The good news is that there is a systematic approach to doing exactly this. What is this ingenious future-proofing system, you cry?
In a word: Optionality. The right, but not the obligation, to take action. Preserved potential in a bottle. Accumulating capabilities and resources that let you pivot towards whatever makes sense at any given moment.
Options are unique in that they become more valuable under conditions of uncertainty. That means an increasingly volatile world is a welcome development: when the going gets weird, the weird turn pro.
Now I’m going to do something extremely annoying, and not give any concrete explanation or examples. This post is long enough, and I want to save some Original Content for the book.
I’ve started laying out the basics of optionality here, and here. If you read those posts and still don’t get it, no worries!
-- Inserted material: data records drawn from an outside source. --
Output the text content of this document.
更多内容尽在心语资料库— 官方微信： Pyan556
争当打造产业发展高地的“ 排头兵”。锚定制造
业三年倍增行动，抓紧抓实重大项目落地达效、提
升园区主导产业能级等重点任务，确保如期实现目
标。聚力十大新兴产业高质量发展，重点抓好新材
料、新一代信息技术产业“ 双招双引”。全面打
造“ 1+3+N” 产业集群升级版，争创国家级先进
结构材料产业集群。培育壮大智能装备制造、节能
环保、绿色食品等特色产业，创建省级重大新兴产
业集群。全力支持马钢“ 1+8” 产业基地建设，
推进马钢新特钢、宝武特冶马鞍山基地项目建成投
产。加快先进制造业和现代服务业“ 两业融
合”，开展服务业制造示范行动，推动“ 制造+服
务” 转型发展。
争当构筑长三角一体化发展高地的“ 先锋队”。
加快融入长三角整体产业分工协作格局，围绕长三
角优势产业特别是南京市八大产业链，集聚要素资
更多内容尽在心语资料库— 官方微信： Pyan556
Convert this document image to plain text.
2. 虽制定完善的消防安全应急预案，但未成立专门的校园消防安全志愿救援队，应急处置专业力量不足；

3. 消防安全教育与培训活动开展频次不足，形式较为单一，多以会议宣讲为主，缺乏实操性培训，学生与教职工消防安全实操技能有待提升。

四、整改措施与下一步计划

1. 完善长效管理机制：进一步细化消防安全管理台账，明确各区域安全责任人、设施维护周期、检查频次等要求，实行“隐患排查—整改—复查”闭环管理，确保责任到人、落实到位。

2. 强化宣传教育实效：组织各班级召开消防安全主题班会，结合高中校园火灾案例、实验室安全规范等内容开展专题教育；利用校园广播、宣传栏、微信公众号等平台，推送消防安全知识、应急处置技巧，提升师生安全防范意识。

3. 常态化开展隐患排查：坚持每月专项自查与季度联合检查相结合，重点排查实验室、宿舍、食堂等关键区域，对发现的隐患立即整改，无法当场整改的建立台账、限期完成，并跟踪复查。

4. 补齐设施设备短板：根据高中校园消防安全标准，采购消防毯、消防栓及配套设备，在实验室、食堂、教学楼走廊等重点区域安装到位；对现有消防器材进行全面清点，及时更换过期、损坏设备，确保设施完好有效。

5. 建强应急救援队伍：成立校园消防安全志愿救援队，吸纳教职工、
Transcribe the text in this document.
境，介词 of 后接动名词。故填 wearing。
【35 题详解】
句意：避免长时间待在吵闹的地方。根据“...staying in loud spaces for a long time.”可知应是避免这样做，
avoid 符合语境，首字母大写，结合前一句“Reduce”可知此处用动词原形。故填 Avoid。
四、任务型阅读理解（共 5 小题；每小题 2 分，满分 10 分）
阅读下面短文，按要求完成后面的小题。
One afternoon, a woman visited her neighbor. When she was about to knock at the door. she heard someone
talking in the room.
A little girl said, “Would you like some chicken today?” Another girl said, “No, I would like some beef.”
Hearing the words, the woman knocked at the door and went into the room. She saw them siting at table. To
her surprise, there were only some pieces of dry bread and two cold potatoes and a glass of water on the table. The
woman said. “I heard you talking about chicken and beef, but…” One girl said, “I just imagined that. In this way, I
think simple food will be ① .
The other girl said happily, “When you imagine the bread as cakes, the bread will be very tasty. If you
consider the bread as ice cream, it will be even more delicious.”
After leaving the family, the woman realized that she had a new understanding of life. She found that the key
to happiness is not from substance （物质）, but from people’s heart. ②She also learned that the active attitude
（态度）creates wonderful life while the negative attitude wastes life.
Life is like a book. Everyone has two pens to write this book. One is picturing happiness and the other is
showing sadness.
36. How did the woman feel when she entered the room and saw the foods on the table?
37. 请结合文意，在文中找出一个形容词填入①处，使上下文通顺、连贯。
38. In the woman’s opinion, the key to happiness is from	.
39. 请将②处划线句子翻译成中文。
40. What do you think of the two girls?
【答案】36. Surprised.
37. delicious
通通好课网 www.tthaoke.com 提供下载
I have time-traveled into the future, and it looks like I’ll have quite a bit more to say over the course of this year.
- Other animals can perform a pale imitation of this power, but real telepathy requires a massively combinatorial communication system (‘language’).
- It’s not all sunshine and lollipops: mental time travel serves up nostalgia, rumination, and trauma to those who can’t stop traveling back to the past, and anxiety, dread, and depression to those who vividly simulate all the terrible things the future holds for them. The blind idiot god of evolution don’t care about your happiness.
- In the likely event I don’t get around to writing this, check out this lovely New Yorker profile on the late Derek Parfit.
- I first came across mental time-travel in Gilbert’s book Stumbling on Happiness, which I highly recommend (ignore the cutesy name). Or you can skim the Wikipedia page.